- Directed by: Jon Ivay
- Written by: Jon Ivay
- Produced by: Stephen Woolley
- Starring: Gary Stretch Geoff Bell Phil Daniels Peter Bowles
- Cinematography: Stephen Woolley
- Music by: Stephen Woolley
- Production companies: Freebird Pictures, LLC.
- Distributed by: Phaze UK
- Release date: 1 February 2008;
- Running time: 96 minutes
- Country: United Kingdom
- Language: English

= Freebird (2008 film) =

Freebird is a 2008 British comedy film directed by Jon Ivay and starring Gary Stretch, Geoff Bell, Phil Daniels and Peter Bowles.
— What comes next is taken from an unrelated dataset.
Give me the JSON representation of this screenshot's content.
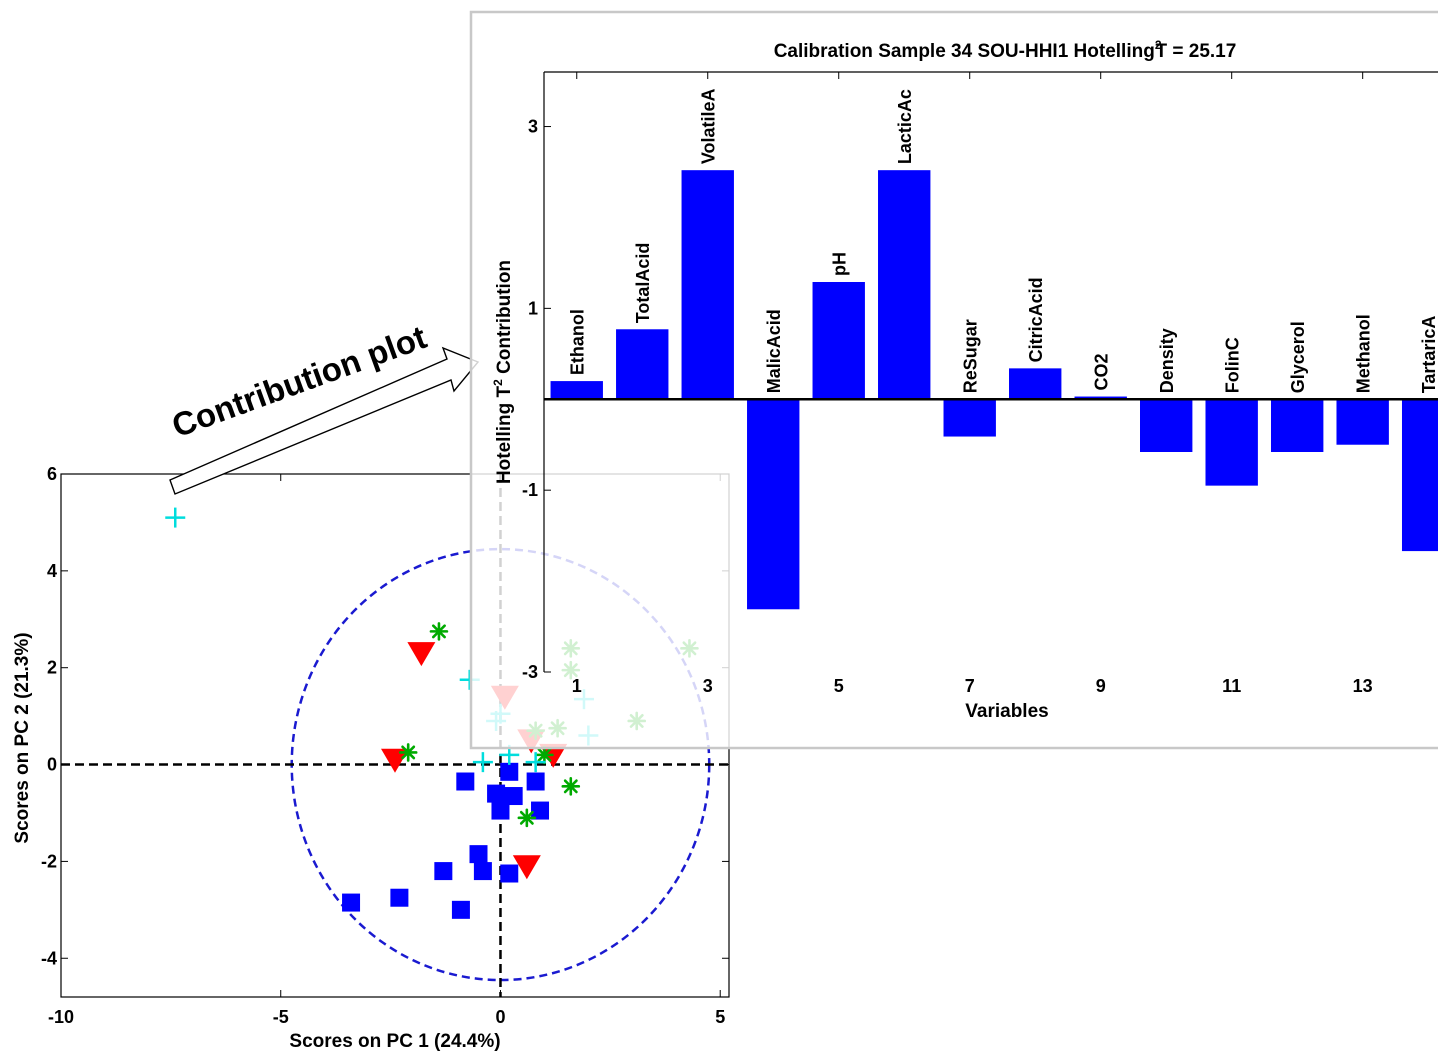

The film received mixed reception from critics.

==Plot==
Three friends, Fred (Stretch), Tyg (Bell) and Grouch (Daniels), set out on a motorcycle trip to Wales in order to bring back a haul of cannabis for Fred's friend The Chairman (Bowles). What was meant to be a nice weekend in the country soon turns into an ordeal.

Along the way, they encounter revenge seeking bikers and a giant masked wrestler in the pub. Or maybe it's just those magic mushrooms they had for breakfast.

==Production==
The film was shot in and around Hay-on-Wye in Wales, and London.